The problem:
The following page will not be correctly interpreted by the lexer:
<html><body>CoolࢮStuff</body></html>
The solution:
Most of the code already exists to correctly handle this situation. In EntityTable.cs on line 85, the possibility of handling a hexadecimal entity is clearly visible.
The problem comes from when the parser is reading the entity and hits the characters [A-F] or [a-f]. In hex these are also digits, however the lexer does not recognize them as such.

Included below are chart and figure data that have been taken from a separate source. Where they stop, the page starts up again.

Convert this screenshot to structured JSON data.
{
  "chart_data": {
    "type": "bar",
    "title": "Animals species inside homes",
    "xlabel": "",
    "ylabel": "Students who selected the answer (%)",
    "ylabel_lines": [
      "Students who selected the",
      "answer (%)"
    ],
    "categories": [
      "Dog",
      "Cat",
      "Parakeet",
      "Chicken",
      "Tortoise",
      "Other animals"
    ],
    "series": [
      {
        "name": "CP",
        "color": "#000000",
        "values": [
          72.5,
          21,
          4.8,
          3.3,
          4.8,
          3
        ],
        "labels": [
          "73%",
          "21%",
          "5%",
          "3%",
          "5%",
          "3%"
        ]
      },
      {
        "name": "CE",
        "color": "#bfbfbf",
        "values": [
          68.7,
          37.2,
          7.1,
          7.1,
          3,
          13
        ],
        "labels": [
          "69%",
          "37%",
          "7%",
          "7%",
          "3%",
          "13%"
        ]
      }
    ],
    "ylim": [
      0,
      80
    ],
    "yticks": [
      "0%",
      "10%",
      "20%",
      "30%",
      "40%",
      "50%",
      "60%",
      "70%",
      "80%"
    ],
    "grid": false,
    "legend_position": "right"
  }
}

The solution is to edit line 3160-3161 in Lexer.cs. Change the following:
MapStr("abcdefghijklmnopqrstuvwxyz", (short)(LOWERCASE | LETTER | NAMECHAR));
MapStr("ABCDEFGHIJKLMNOPQRSTUVWXYZ", (short)(UPPERCASE | LETTER | NAMECHAR));
To this:
MapStr("abcdef", (short)(DIGIT | LOWERCASE | LETTER | NAMECHAR));
MapStr("ABCDEF", (short)(DIGIT | UPPERCASE | LETTER | NAMECHAR));
MapStr("ghijklmnopqrstuvwxyz", (short)(LOWERCASE | LETTER | NAMECHAR));
MapStr("GHIJKLMNOPQRSTUVWXYZ", (short)(UPPERCASE | LETTER | NAMECHAR));